Otro oficial de alto rango familiarizado con los combates en Gaza afirmó que la normalización de los asesinatos de civiles ha fomentado a menudo los disparos contra ellos cerca de los centros de distribución de ayuda.

«El hecho de que se dispare con munición real contra la población civil, ya sea con artillería, tanques, francotiradores o drones, va en contra de todo lo que se supone que representa el ejército», afirmó, criticando las decisiones tomadas sobre el terreno. «¿Por qué se mata a personas que recogen alimentos solo por salirse de la fila o porque a algún comandante no le gusta que se cuelen? ¿Cómo hemos llegado a un punto en el que un adolescente está dispuesto a arriesgar su vida solo por sacar un saco de arroz de un camión? ¿Y es a ellos a quienes disparamos con artillería?».

Además de los disparos del ejército israelí, fuentes militares afirman que algunas de las víctimas mortales cerca de los centros de distribución de ayuda fueron causadas por disparos de milicias que el ejército apoya y arma. Según un oficial, el ejército israelí sigue respaldando al grupo Abu Shabab y a otras facciones.

«Hay muchos grupos que se oponen a Hamás, pero Abu Shabab ha ido varios pasos más allá», afirmó. «Controlan territorios en los que Hamás no entra, y las FDI lo fomentan».

Otro oficial comentó: «Estoy destinado allí y ni siquiera yo sé ya quién dispara contra quién».

En una reunión a puerta cerrada celebrada esta semana con altos funcionarios de la Fiscalía General Militar, a raíz de la muerte diaria de decenas de civiles cerca de las zonas de ayuda, los funcionarios judiciales ordenaron que los incidentes fueran investigados por el Mecanismo de Evaluación y Recopilación de Datos del Estado Mayor de las FDI. Este organismo, creado tras el incidente de la flotilla Mavi Marmara, tiene la tarea de examinar los casos en los que se sospecha que se han violado las leyes de la guerra, con el fin de rechazar las demandas internacionales de que se investigue a los soldados de las FDI por presuntos crímenes de guerra.

Durante la reunión, altos funcionarios jurídicos afirmaron que están aumentando las críticas internacionales por la muerte de civiles. Sin embargo, altos mandos de las FDI y del Mando Sur afirmaron que se trata de casos aislados y que los disparos iban dirigidos contra sospechosos que representaban una amenaza para las tropas.
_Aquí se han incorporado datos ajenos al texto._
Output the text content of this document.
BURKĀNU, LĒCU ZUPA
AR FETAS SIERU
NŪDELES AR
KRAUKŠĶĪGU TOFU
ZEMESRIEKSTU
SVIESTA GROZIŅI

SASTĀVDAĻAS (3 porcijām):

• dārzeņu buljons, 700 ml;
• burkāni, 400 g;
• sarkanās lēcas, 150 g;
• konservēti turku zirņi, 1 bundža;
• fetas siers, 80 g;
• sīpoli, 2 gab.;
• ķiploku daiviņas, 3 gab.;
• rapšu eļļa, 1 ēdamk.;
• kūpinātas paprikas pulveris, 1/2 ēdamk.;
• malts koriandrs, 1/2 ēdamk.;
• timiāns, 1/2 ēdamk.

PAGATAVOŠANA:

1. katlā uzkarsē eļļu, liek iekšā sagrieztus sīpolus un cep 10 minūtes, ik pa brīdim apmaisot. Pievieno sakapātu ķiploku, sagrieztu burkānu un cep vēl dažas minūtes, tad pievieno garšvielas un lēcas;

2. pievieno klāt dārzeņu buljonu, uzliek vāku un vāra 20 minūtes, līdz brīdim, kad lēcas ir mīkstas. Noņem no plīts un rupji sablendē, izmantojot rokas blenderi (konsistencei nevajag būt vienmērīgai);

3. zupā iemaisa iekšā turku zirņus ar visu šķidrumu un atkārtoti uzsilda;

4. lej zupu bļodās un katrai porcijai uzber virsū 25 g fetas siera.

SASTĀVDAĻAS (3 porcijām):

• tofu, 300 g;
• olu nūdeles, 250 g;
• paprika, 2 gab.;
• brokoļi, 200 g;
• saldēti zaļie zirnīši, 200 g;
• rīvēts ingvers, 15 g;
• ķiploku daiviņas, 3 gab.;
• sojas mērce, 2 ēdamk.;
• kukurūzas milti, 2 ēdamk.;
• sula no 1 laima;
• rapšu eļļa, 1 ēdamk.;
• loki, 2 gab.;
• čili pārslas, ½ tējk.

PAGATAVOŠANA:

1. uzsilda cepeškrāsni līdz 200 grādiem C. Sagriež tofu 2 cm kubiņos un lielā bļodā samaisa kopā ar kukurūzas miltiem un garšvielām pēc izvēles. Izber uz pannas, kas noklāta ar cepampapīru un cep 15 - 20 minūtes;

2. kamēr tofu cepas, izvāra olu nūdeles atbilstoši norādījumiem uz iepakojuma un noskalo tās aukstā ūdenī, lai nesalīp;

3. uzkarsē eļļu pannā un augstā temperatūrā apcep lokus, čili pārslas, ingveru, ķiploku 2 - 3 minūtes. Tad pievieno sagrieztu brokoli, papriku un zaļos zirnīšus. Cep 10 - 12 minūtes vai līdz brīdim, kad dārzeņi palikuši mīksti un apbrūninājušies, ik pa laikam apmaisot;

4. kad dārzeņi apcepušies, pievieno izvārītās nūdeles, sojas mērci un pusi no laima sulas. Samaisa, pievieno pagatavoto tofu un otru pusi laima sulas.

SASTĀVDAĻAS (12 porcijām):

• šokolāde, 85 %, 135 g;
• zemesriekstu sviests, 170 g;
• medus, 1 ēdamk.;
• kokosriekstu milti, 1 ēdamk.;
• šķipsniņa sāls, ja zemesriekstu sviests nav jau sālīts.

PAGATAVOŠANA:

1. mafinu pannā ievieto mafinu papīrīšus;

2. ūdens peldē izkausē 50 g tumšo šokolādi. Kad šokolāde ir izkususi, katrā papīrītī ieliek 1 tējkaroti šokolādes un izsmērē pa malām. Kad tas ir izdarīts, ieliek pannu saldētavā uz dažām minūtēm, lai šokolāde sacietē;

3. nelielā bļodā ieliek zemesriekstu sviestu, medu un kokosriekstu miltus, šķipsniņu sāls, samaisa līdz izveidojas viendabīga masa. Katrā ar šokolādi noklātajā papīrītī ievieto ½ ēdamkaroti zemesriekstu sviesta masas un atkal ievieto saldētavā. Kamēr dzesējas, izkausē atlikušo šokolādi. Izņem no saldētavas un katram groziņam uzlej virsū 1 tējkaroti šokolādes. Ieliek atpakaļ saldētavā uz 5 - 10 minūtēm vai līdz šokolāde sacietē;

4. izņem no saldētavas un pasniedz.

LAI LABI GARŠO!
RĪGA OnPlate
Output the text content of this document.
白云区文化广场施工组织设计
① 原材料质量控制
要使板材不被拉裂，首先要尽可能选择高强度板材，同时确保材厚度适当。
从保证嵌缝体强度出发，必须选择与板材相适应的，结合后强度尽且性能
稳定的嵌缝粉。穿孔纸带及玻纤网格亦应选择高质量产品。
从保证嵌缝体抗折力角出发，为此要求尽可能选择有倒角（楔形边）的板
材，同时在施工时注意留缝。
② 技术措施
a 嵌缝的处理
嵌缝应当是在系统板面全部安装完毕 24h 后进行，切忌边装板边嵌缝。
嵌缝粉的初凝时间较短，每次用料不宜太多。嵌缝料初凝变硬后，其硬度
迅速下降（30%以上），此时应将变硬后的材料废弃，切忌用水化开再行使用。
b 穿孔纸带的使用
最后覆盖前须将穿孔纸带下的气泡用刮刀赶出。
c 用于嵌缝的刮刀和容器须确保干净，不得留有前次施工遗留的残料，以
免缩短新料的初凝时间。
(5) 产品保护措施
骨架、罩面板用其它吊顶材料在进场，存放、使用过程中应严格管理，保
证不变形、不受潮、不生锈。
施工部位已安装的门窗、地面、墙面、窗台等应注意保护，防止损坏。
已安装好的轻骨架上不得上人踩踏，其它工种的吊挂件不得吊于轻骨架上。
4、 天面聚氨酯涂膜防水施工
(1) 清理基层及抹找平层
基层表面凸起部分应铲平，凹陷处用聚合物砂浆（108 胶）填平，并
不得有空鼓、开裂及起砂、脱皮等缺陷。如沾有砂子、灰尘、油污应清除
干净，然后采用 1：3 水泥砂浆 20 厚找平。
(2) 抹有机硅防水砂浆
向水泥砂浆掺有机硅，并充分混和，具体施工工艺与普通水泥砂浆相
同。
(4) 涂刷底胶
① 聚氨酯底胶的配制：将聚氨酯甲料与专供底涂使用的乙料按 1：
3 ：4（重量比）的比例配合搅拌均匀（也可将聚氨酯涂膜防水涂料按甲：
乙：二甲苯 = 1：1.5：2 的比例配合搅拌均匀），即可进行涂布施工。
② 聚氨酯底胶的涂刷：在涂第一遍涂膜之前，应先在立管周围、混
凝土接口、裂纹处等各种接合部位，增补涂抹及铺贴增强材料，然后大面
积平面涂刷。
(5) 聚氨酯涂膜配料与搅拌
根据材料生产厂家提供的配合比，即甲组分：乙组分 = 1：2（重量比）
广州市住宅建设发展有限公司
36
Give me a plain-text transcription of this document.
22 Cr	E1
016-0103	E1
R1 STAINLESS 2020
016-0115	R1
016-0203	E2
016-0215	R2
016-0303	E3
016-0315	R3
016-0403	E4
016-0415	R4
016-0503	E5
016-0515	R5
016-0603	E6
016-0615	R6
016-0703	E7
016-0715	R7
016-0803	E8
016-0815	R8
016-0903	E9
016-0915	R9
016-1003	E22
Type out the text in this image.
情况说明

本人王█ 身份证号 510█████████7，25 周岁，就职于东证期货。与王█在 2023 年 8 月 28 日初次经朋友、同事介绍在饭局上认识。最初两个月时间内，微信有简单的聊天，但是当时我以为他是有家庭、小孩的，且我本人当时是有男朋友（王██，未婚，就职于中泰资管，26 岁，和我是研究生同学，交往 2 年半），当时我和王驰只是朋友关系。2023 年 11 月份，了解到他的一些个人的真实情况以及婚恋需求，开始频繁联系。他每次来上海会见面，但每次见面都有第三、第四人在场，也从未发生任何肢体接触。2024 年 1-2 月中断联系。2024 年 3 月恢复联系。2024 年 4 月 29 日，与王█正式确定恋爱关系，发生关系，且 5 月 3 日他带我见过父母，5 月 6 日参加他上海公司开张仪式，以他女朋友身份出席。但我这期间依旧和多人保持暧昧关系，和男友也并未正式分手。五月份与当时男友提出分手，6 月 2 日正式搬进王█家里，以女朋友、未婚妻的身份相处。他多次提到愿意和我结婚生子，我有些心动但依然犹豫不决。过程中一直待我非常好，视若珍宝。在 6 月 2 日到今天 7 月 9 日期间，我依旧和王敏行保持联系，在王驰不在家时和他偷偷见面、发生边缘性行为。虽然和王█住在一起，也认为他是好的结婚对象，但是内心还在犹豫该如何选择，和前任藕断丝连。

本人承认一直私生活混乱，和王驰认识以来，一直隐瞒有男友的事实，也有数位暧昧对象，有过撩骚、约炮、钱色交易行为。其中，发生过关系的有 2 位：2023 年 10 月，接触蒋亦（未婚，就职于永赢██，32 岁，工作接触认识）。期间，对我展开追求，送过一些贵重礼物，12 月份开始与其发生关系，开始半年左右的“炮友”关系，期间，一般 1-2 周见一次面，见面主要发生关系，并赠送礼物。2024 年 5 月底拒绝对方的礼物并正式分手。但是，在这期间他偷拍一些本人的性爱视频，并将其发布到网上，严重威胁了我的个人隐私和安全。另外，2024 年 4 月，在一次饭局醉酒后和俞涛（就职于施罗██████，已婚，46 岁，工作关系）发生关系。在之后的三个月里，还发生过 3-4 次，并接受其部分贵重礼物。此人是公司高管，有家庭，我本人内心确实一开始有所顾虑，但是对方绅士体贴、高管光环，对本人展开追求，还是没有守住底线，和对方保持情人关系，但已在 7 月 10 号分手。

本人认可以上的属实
Una fuente que asistió a la reunión dijo a Haaretz que los representantes de la Fiscalía General Militar rechazaron las afirmaciones del ejército israelí. Según ellos, los argumentos no se sostienen ante los hechos sobre el terreno. «La afirmación de que se trata de casos aislados no concuerda con los incidentes en los que se lanzaron granadas desde el aire y se dispararon morteros y artillería contra civiles», afirmó un funcionario judicial. «No se trata de la muerte de unas pocas personas, estamos hablando de decenas de víctimas cada día».

Aunque el Fiscal General Militar ordenó al Mecanismo de Evaluación y Recopilación de Datos que examinara los recientes incidentes con disparos, estos representan solo una pequeña parte de los casos en los que murieron cientos de civiles no implicados.

Altos cargos del ejército israelí expresaron su frustración por el hecho de que el Mando Sur no haya investigado a fondo estos incidentes y esté ignorando las muertes de civiles en Gaza. Según fuentes militares, el jefe del Mando Sur, el general Yaron Finkelman, suele limitarse a realizar investigaciones preliminares, basándose principalmente en los informes de los comandantes sobre el terreno. No ha tomado medidas disciplinarias contra los oficiales cuyos soldados causaron daños a civiles, a pesar de las claras violaciones de las órdenes del ejército israelí y de las leyes de la guerra.